Traço fleumático? O direito britânico à excentricidade de senhores e intelectuais? Ela atribuiu isso à simples bondade de seus vizinhos, o traço que ela mais admirava nos seres humanos. E para uma delicadeza que não encontrou na BBC, quando o apresentador Alan Whicker disse a ela que estava tão confuso com a presença dela que não sabia se lhe oferecia sanduíches de pepino ou um copo de cerveja. (Como eu adoraria ouvir o dardo envenenado de Oscar Wilde em tal estupidez).

Jan Morris

Ele viveu sua vida como queria, nunca se separou de sua esposa e fez da serendipidade (ou seja, do acaso) seu método para desvendar a alma das cidades

Para sua esposa e filhos, obviamente, a chegada de Jan do Marrocos também não foi uma surpresa. Ela continuou a viver com Elizabeth Tucknis após sua mudança de sexo e eles foram colegas de quarto até sua morte.
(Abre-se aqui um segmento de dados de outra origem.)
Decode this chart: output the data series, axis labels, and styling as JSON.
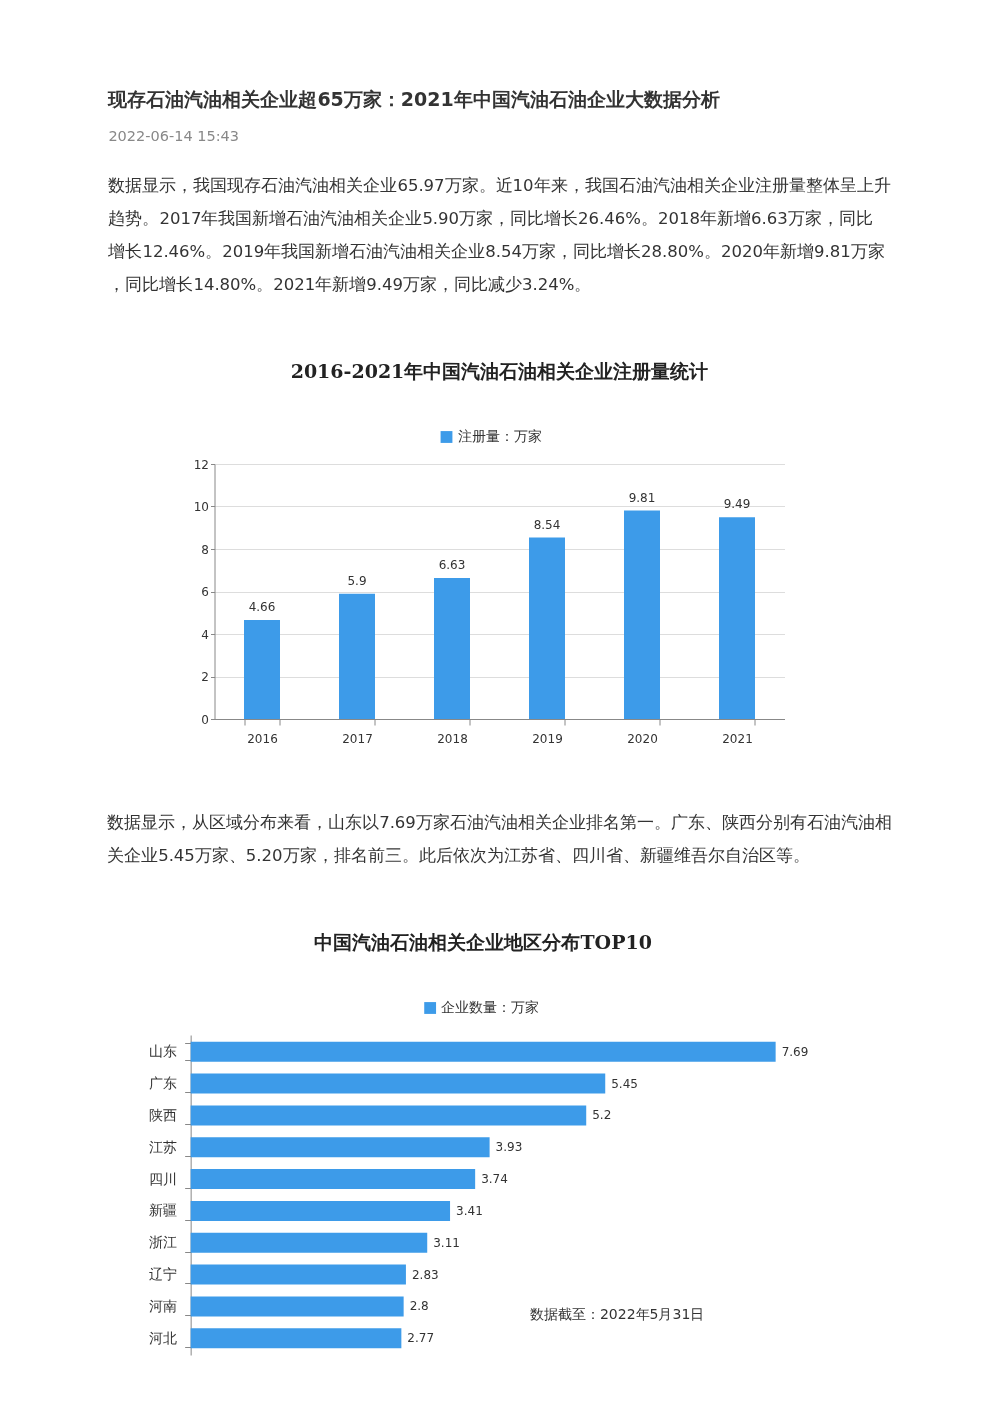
{
  "chart_data": [
    {
      "type": "other",
      "title": "现存石油汽油相关企业超65万家：2021年中国汽油石油企业大数据分析",
      "subtitle": "2022-06-14 15:43",
      "annotations": [
        "数据显示，我国现存石油汽油相关企业65.97万家。近10年来，我国石油汽油相关企业注册量整体呈上升趋势。2017年我国新增石油汽油相关企业5.90万家，同比增长26.46%。2018年新增6.63万家，同比增长12.46%。2019年我国新增石油汽油相关企业8.54万家，同比增长28.80%。2020年新增9.81万家，同比增长14.80%。2021年新增9.49万家，同比减少3.24%。"
      ]
    },
    {
      "type": "bar",
      "title": "2016-2021年中国汽油石油相关企业注册量统计",
      "categories": [
        "2016",
        "2017",
        "2018",
        "2019",
        "2020",
        "2021"
      ],
      "series": [
        {
          "name": "注册量：万家",
          "color": "#3d9be9",
          "values": [
            4.66,
            5.9,
            6.63,
            8.54,
            9.81,
            9.49
          ]
        }
      ],
      "ylim": [
        0,
        12
      ],
      "yticks": [
        0,
        2,
        4,
        6,
        8,
        10,
        12
      ],
      "grid": "y",
      "legend": "top",
      "data_labels": true
    },
    {
      "type": "other",
      "annotations": [
        "数据显示，从区域分布来看，山东以7.69万家石油汽油相关企业排名第一。广东、陕西分别有石油汽油相关企业5.45万家、5.20万家，排名前三。此后依次为江苏省、四川省、新疆维吾尔自治区等。"
      ]
    },
    {
      "type": "bar",
      "orientation": "horizontal",
      "title": "中国汽油石油相关企业地区分布TOP10",
      "categories": [
        "山东",
        "广东",
        "陕西",
        "江苏",
        "四川",
        "新疆",
        "浙江",
        "辽宁",
        "河南",
        "河北"
      ],
      "series": [
        {
          "name": "企业数量：万家",
          "color": "#3d9be9",
          "values": [
            7.69,
            5.45,
            5.2,
            3.93,
            3.74,
            3.41,
            3.11,
            2.83,
            2.8,
            2.77
          ]
        }
      ],
      "tick_labels": "y",
      "legend": "top",
      "data_labels": true,
      "annotations": [
        "数据截至：2022年5月31日"
      ]
    }
  ]
}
Por imperativo legal, eles não tiveram escolha a não ser se divorciar, mas eles nunca se separaram. De fato, quando viajaram juntos, disseram que eram cunhadas e eles se casaram novamente quando a lei permitiu em 2008.

Por 30 anos eles mantiveram uma lápide na biblioteca com a seguinte inscrição em galês e inglês: "Aqui jazem dois amigos, Jan e Elizabeth Morris, no fim de uma vida." Quando Jan faleceu em 20 de novembro de 2020, eles a levaram para perto do rio. Onde tudo muda e a água nunca é a mesma. E sim. E também.